At Bloomberg, Murati was measured but revealing. She said that during the OpenAI crisis, she felt "clear about her decisions in each moment" — that protecting the mission and the team was the through-line. She said OpenAI "would have imploded" if not for her involvement. But she acknowledged that "clarity of intent is not the same thing as clarity about consequences," saying she would have pushed harder for more information and better transparency. Pressed on whether she still trusts Sam Altman, she sidestepped, steering toward a larger concern about "the concentration of consequential decisions in too few hands" across the industry.

That governance-focused worldview is consistent with Thinking Machines' deliberate approach. The company has spent 18 months building quietly, shipping only one public product — Tinker, a managed API for fine-tuning open-source models that researchers at Princeton, Stanford, Berkeley, and Redwood Research have been using for mathematical theorem proving, chemistry reasoning, and reinforcement learning experiments.

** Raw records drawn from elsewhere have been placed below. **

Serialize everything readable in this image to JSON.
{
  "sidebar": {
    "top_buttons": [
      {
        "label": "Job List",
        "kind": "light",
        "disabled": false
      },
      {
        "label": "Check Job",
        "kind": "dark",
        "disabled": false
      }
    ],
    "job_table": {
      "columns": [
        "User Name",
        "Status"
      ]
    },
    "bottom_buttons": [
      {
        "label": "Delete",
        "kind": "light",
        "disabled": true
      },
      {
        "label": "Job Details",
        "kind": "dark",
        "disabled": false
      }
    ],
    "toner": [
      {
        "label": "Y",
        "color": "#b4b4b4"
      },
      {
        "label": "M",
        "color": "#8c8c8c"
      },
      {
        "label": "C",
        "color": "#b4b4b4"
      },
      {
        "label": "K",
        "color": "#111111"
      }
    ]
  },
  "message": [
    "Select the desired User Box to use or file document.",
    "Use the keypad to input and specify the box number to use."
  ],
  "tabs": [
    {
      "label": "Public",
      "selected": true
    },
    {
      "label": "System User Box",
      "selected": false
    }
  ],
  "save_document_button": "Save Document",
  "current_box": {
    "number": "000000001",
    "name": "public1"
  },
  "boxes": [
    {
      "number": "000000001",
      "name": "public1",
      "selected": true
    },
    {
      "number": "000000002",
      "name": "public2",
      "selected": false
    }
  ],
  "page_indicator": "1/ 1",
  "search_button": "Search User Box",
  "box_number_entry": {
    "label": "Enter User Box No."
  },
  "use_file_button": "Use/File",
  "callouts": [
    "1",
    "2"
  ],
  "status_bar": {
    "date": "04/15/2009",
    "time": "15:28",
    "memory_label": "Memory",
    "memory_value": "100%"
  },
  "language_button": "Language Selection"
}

When Bloomberg's Emily Chang pressed her on high-profile researcher departures from Thinking Machines, Murati downplayed the issue, noting that "building a frontier AI lab from scratch compresses years of normal organizational volatility into months." She also acknowledged the nine-figure compensation packages driving AI talent wars but quipped, "When I wake up in the morning, I am not thinking about how to kill the competitor."

What Are the Challenges and Skepticism Surrounding Interaction Models?

Despite the impressive technical claims, there are reasons for healthy skepticism. First, this is a research preview, not a product. Thinking Machines has only released TML-Interaction-Small, and the "limited research preview" isn't coming for months. A wider release isn't planned until later this year. The benchmarks are self-reported, and independent validation will be critical.

Second, the competitive landscape is brutal. In the time Thinking Machines has been heads-down, Anthropic has filed for an IPO at a $965 billion valuation, OpenAI raised $122 billion, and xAI merged with SpaceX and is targeting a $2 trillion public offering. These companies are generating billions in revenue. Thinking Machines, by contrast, has only a fine-tuning API and a research preview to show for 18 months of work. As TechCrunch noted, "In that environment, staying heads down has diminishing returns; at some point, you have to make some noise just to remind the market you exist."

Third, there's the fundamental question of whether interaction quality is actually the bottleneck. Most enterprise AI adoption challenges today aren't about response latency — they're about accuracy, reliability, cost, and integration with existing workflows. Anthropic's $47 billion revenue run rate was built on Claude's coding and enterprise capabilities, not on conversational fluidity. Thinking Machines is betting that interaction quality becomes the next frontier as the intelligence gap between frontier models narrows.

What Does This Mean for the Future of Human-AI Collaboration?

If Thinking Machines delivers on its promise, interaction models could represent a genuine paradigm shift. The move from half-duplex to full-duplex AI interaction isn't just an engineering improvement — it's a conceptual leap that could unlock entirely new use cases: real-time AI tutoring that adapts to student confusion as it happens, AI pair programming partners that understand when you're stuck before you say so, and collaborative AI assistants that work with you the way a talented colleague would, rather than treating you as a ticket-submitter in a queue.

Murati herself framed the stakes in terms that echo her governance concerns: "If humans take their hands off the wheel too soon, the future will look very different, and not better." Interaction models, in her vision, are a way to keep humans in the loop — not by limiting AI's autonomy, but by making the loop itself wider, faster, and more natural.

The question isn't whether real-time, full-duplex AI interaction is technically possible. Thinking Machines' research preview, along with earlier work from companies like Hume AI and Kyutai, suggests it is. The real question is whether it matters enough to build a business around — and whether Mira Murati's quietly assembled team can ship it fast enough before the giants catch up.